Сократ. Итак, Лахет, оба этих мужа привлекают нас сейчас к совету о том, каким образом, придав душам их сыновей добродетель, сделать их более достойными людьми?
Лахет. Именно так.
Сократ. Следовательно, надо начать с того, чтобы узнать, существует ли добродетель? Ведь если мы вообще не будем знать о добродетели, что она существует, как сможем мы стать советчиками для кого бы то ни было в вопросе о том, каким образом приобрести ее наилучшим путем?
Лахет. Никак, мне думается, Сократ, не сможем.
c
Сократ. Значит, мы утверждаем, Лахет, будто знаем, что она существует.
Лахет. Конечно же.
Сократ. Итак, высказывая предположительно, что она собой представляет, мы говорим о вещи, кою мы знаем.
Лахет. Да не иначе.
Сократ. Но, достойнейший мой, давай не будем поспешно судить обо всей добродетели в целом: наверное, это слишком большое дело. Посмотрим сначала, достаточно ли хорошо мы знаем какую-либо ее часть; тогда, по-видимому, и само исследование окажется для нас более легким.
d
Лахет.

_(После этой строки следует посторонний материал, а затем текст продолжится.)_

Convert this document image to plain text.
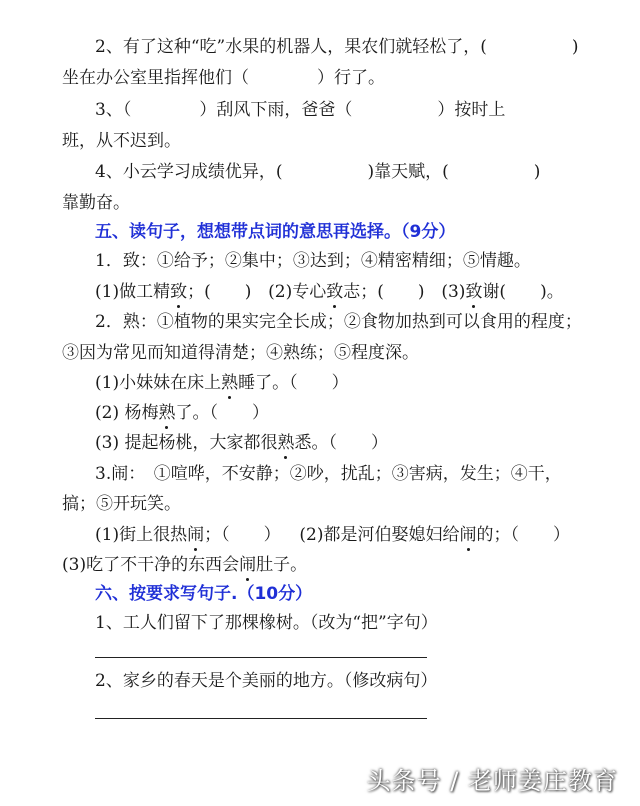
2、有了这种“吃”水果的机器人，果农们就轻松了，(　　　　　)
坐在办公室里指挥他们（　　　　）行了。
3、（　　　　）刮风下雨，爸爸（　　　　　）按时上
班，从不迟到。
4、小云学习成绩优异，(　　　　　)靠天赋，(　　　　　)
靠勤奋。
五、读句子，想想带点词的意思再选择。（9分）
1．致：①给予；②集中；③达到；④精密精细；⑤情趣。
(1)做工精致；(　　) (2)专心致志；(　　) (3)致谢(　　)。
2．熟：①植物的果实完全长成；②食物加热到可以食用的程度；
③因为常见而知道得清楚；④熟练；⑤程度深。
(1)小妹妹在床上熟睡了。（　　）
(2) 杨梅熟了。（　　）
(3) 提起杨桃，大家都很熟悉。（　　）
3.闹：　①喧哗，不安静；②吵，扰乱；③害病，发生；④干，
搞；⑤开玩笑。
(1)街上很热闹；（　　） (2)都是河伯娶媳妇给闹的；（　　）
(3)吃了不干净的东西会闹肚子。
六、按要求写句子.（10分）
1、工人们留下了那棵橡树。（改为“把”字句）
2、家乡的春天是个美丽的地方。（修改病句）
头条号 / 老师姜庄教育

Сделаем, Сократ, как тебе угодно.
Сократ. Какую же из частей добродетели мы прежде всего изберем? Не ясно ли, что ту, к которой, по-видимому, тяготеет наука о тяжелом вооружении? А этой частью большинство людей почитают мужество. Разве не так?
Лахет. И очень даже так.
Сократ. Следовательно, прежде всего, Лахет, попытаемся сказать, что же это такое – мужество? А после того рассмотрим, каким образом можно придать его юношам, насколько это зависит от навыков и науки. Постарайся же определить, как я говорю, что такое мужество.
e
Лахет. Но, клянусь Зевсом, Сократ, это не трудно сказать. Если кто добровольно остается в строю, чтобы отразить врагов, и не бежит, знай, это и есть мужественный человек.
Сократ. Ты хорошо сказал, Лахет. Но, быть может, моя вина в том, что я неясно выразился, ибо ты ответил не на задуманный мною вопрос, но совсем другое.

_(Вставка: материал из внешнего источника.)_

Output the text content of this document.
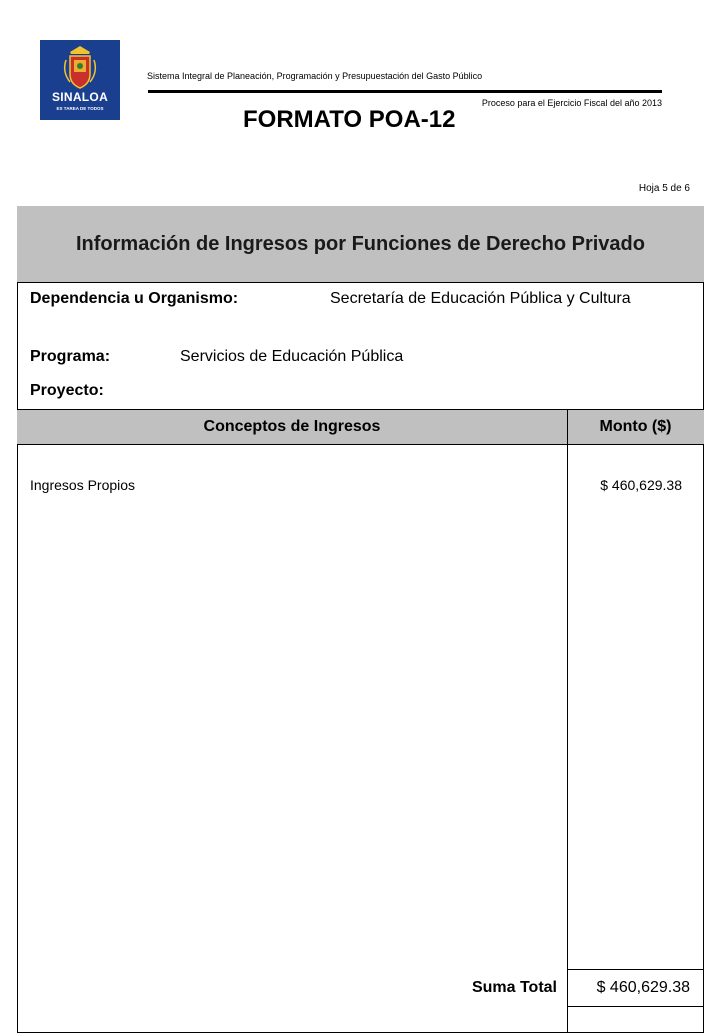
SINALOA
ES TAREA DE TODOS
Sistema Integral de Planeación, Programación y Presupuestación del Gasto Público
Proceso para el Ejercicio Fiscal del año 2013
FORMATO POA-12
Hoja 5 de 6
Información de Ingresos por Funciones de Derecho Privado
Dependencia u Organismo:	Secretaría de Educación Pública y Cultura
Programa:	Servicios de Educación Pública
Proyecto:
Conceptos de Ingresos	Monto ($)
Ingresos Propios	$ 460,629.38
Suma Total $ 460,629.38
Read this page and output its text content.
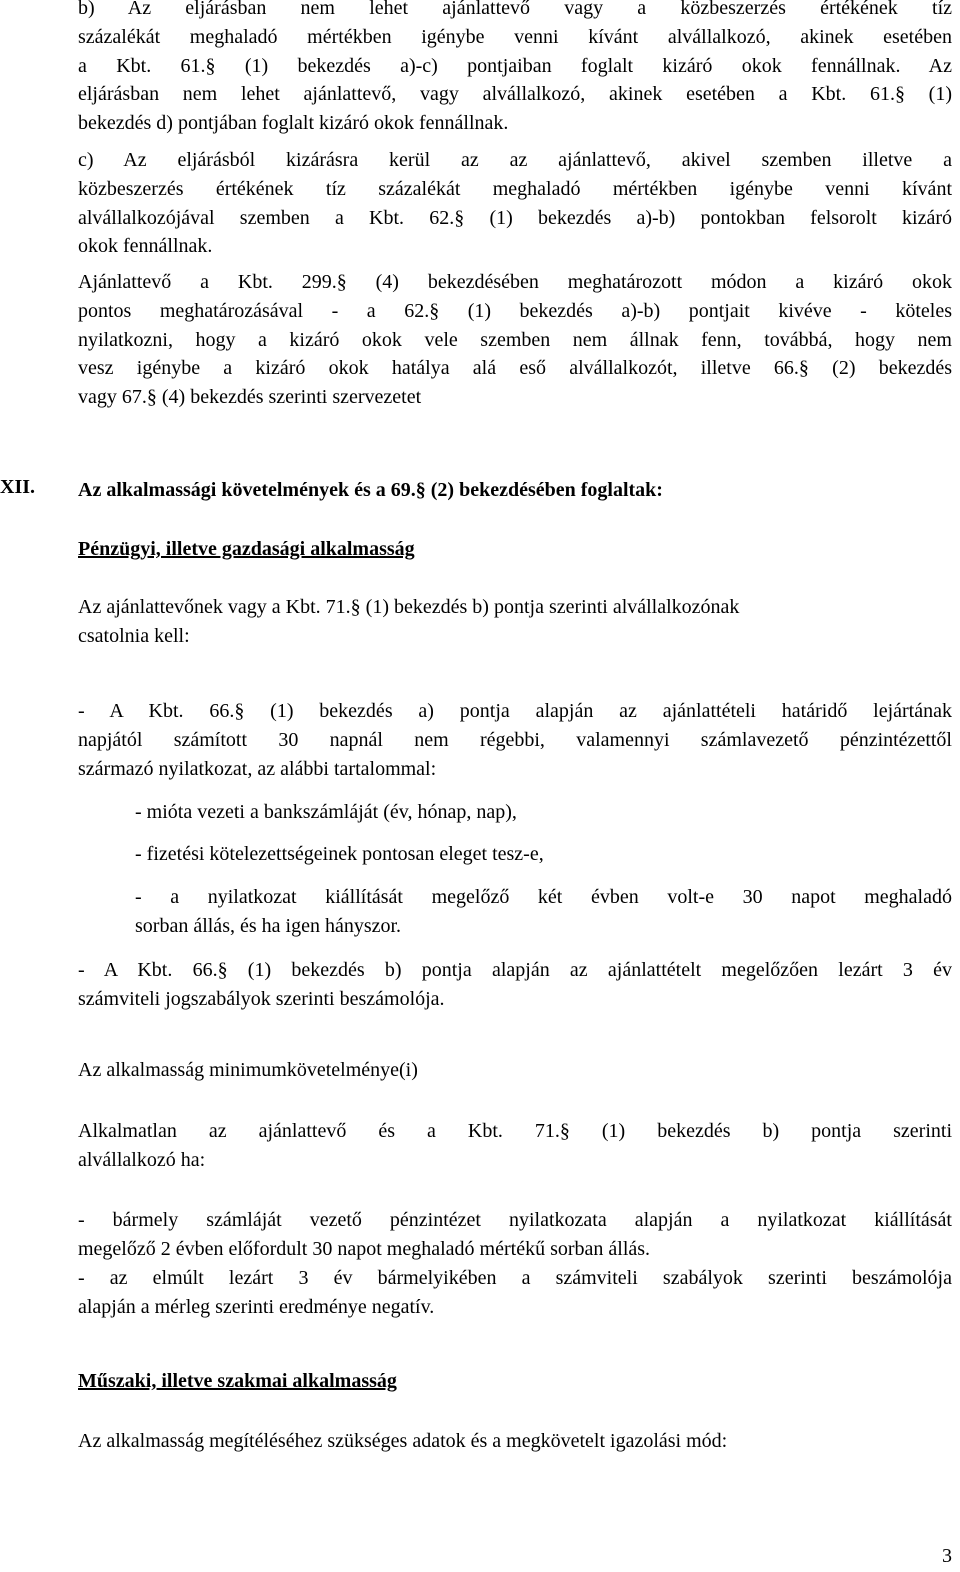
b) Az eljárásban nem lehet ajánlattevő vagy a közbeszerzés értékének tíz
százalékát meghaladó mértékben igénybe venni kívánt alvállalkozó, akinek esetében
a Kbt. 61.§ (1) bekezdés a)-c) pontjaiban foglalt kizáró okok fennállnak. Az
eljárásban nem lehet ajánlattevő, vagy alvállalkozó, akinek esetében a Kbt. 61.§ (1)
bekezdés d) pontjában foglalt kizáró okok fennállnak.
c) Az eljárásból kizárásra kerül az az ajánlattevő, akivel szemben illetve a
közbeszerzés értékének tíz százalékát meghaladó mértékben igénybe venni kívánt
alvállalkozójával szemben a Kbt. 62.§ (1) bekezdés a)-b) pontokban felsorolt kizáró
okok fennállnak.
Ajánlattevő a Kbt. 299.§ (4) bekezdésében meghatározott módon a kizáró okok
pontos meghatározásával - a 62.§ (1) bekezdés a)-b) pontjait kivéve - köteles
nyilatkozni, hogy a kizáró okok vele szemben nem állnak fenn, továbbá, hogy nem
vesz igénybe a kizáró okok hatálya alá eső alvállalkozót, illetve 66.§ (2) bekezdés
vagy 67.§ (4) bekezdés szerinti szervezetet
XII. Az alkalmassági követelmények és a 69.§ (2) bekezdésében foglaltak:
Pénzügyi, illetve gazdasági alkalmasság
Az ajánlattevőnek vagy a Kbt. 71.§ (1) bekezdés b) pontja szerinti alvállalkozónak
csatolnia kell:
- A Kbt. 66.§ (1) bekezdés a) pontja alapján az ajánlattételi határidő lejártának
napjától számított 30 napnál nem régebbi, valamennyi számlavezető pénzintézettől
származó nyilatkozat, az alábbi tartalommal:
- mióta vezeti a bankszámláját (év, hónap, nap),
- fizetési kötelezettségeinek pontosan eleget tesz-e,
- a nyilatkozat kiállítását megelőző két évben volt-e 30 napot meghaladó
sorban állás, és ha igen hányszor.
- A Kbt. 66.§ (1) bekezdés b) pontja alapján az ajánlattételt megelőzően lezárt 3 év
számviteli jogszabályok szerinti beszámolója.
Az alkalmasság minimumkövetelménye(i)
Alkalmatlan az ajánlattevő és a Kbt. 71.§ (1) bekezdés b) pontja szerinti
alvállalkozó ha:
- bármely számláját vezető pénzintézet nyilatkozata alapján a nyilatkozat kiállítását
megelőző 2 évben előfordult 30 napot meghaladó mértékű sorban állás.
- az elmúlt lezárt 3 év bármelyikében a számviteli szabályok szerinti beszámolója
alapján a mérleg szerinti eredménye negatív.
Műszaki, illetve szakmai alkalmasság
Az alkalmasság megítéléséhez szükséges adatok és a megkövetelt igazolási mód:
3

Лахет. Что ты имеешь в виду, Сократ?
191
Сократ. Скажу, если только сумею. По-видимому, мужествен тот, кто, по твоим словам, оставаясь в строю, продолжает сражаться с врагами.
Лахет. Да, я так утверждаю.
Сократ. Я тоже. Ну а если он, убегая и не оставаясь в строю, продолжает сражаться с врагами?
Лахет. Как это – убегая?
Сократ. А вот как скифы, о которых говорят, что они, убегая, сражаются не хуже, чем преследуя. Также и Гомер, восхваляя в одном месте лошадей Энея, говорит, что они,
b
устремляясь во всех направлениях, способны были «и преследовать, и в страхе нестись прочь». И самого Энея он восхваляет за понимание того, что такое страх, и называет его «насылателем страха».

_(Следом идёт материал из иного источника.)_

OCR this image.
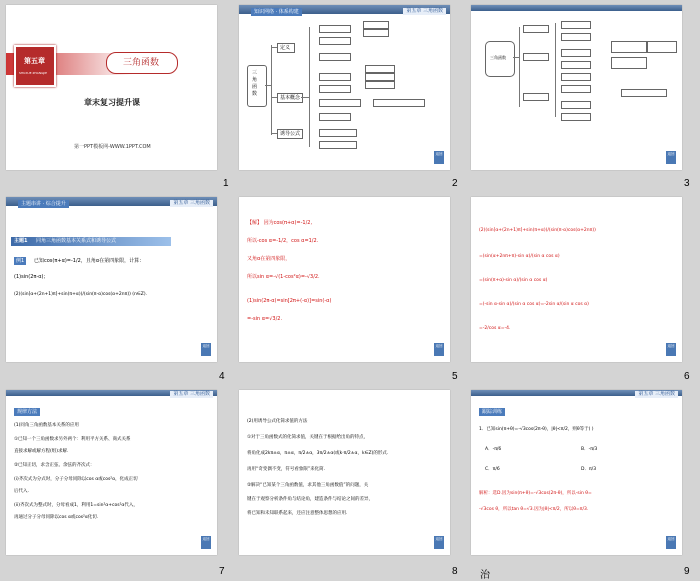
第五章
SHUXUE ZHANGJIE
三角函数
章末复习提升课
第一PPT模板网-WWW.1PPT.COM
1
知识网络 · 体系构建	第五章 三角函数
三角函数
定义
基本概念
诱导公式
返回
2
三角函数
返回
3
主题串讲 · 综合提升	第五章 三角函数
主题1 同角三角函数基本关系式和诱导公式
例1	已知cos(π+α)=-1/2，且角α在第四象限，计算：
(1)sin(2π-α)；
(2)(sin[α+(2n+1)π]+sin(π+α))/(sin(π-α)cos(α+2nπ)) (n∈Z).
返回
4
【解】 因为cos(π+α)=-1/2,
所以-cos α=-1/2，cos α=1/2.
又角α在第四象限，
所以sin α=-√(1-cos²α)=-√3/2.
(1)sin(2π-α)=sin[2π+(-α)]=sin(-α)
=-sin α=√3/2.
返回
5
(2)(sin[α+(2n+1)π]+sin(π+α))/(sin(π-α)cos(α+2nπ))
=(sin(α+2nπ+π)-sin α)/(sin α cos α)
=(sin(π+α)-sin α)/(sin α cos α)
=(-sin α-sin α)/(sin α cos α)=-2sin α/(sin α cos α)
=-2/cos α=-4.
返回
6
第五章 三角函数
规律方法
(1)同角三角函数基本关系的应用
①已知一个三角函数求另外两个：利用平方关系、商式关系
直接求解或解方程(组)求解.
②已知正切，求含正弦、余弦的齐次式：
(i)齐次式为分式时，分子分母同除以cos α或cos²α，化成正切
后代入.
(ii)齐次式为整式时，分母看成1，利用1=sin²α+cos²α代入，
再通过分子分母同除以cos α或cos²α化切.
返回
7
(2)用诱导公式化简求值的方法
①对于三角函数式的化简求值，关键在于根据给出角的特点，
将角化成2kπ±α，π±α，π/2±α，3π/2±α(或k·π/2±α，k∈Z)的形式.
再用“奇变偶不变，符号看象限”来化简.
②解决“已知某个三角函数值，求其他三角函数值”的问题，关
键在于观察分析条件角与结论角，建造条件与结论之间的差异，
将已知和未知联系起来，还应注意整体思想的应用.
返回
8
第五章 三角函数
跟踪训练
1．已知sin(π+θ)=-√3cos(2π-θ)，|θ|<π/2，则θ等于( )
A．-π/6	B．-π/3
C．π/6	D．π/3
解析：选D.因为sin(π+θ)=-√3cos(2π-θ)，所以-sin θ=
-√3cos θ，所以tan θ=√3.因为|θ|<π/2，所以θ=π/3.
返回
9
治
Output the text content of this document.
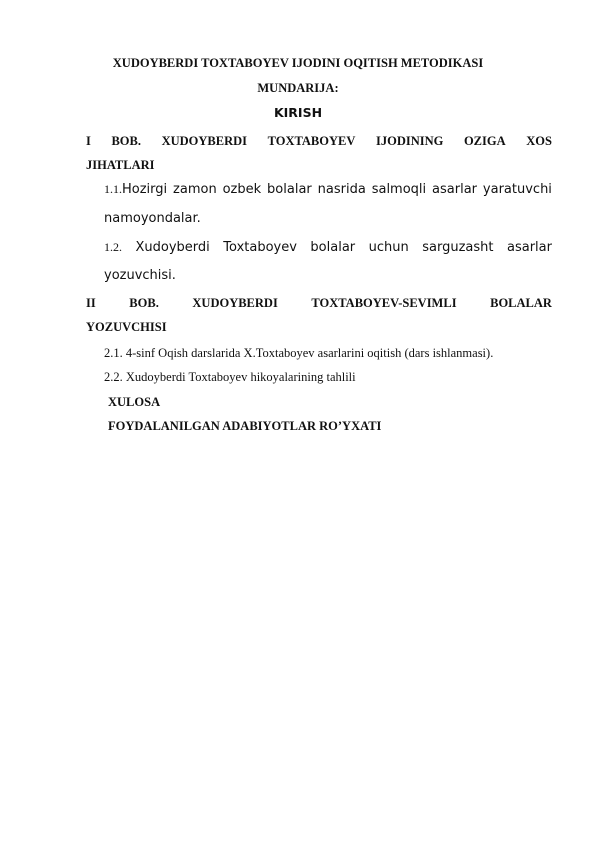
XUDOYBERDI TOXTABOYEV IJODINI OQITISH METODIKASI
MUNDARIJA:
KIRISH
I BOB. XUDOYBERDI TOXTABOYEV IJODINING OZIGA XOS
JIHATLARI
1.1.Hozirgi zamon ozbek bolalar nasrida salmoqli asarlar yaratuvchi
namoyondalar.
1.2. Xudoyberdi Toxtaboyev bolalar uchun sarguzasht asarlar
yozuvchisi.
II	BOB.	XUDOYBERDI	TOXTABOYEV-SEVIMLI	BOLALAR
YOZUVCHISI
2.1. 4-sinf Oqish darslarida X.Toxtaboyev asarlarini oqitish (dars ishlanmasi).
2.2. Xudoyberdi Toxtaboyev hikoyalarining tahlili
XULOSA
FOYDALANILGAN ADABIYOTLAR RO’YXATI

Лахет. И прекрасно называет, Сократ, ибо Гомер говорит о боевых колесницах, а ты говоришь о скифских всадниках. Но это ведь скифская конница так сражается, я же говорю о тяжеловооруженной пехоте эллинов.
c
Сократ. Здесь надо исключить лакедемонян, Лахет. Ведь о них говорят, что под Платеями, когда они оказались перед рядами щитоносцев, они не пожелали держать строй и продолжать сражение и побежали; когда же ряды персов расстроились, они, подобно всадникам, развернулись обратно и таким образом выиграли сражение.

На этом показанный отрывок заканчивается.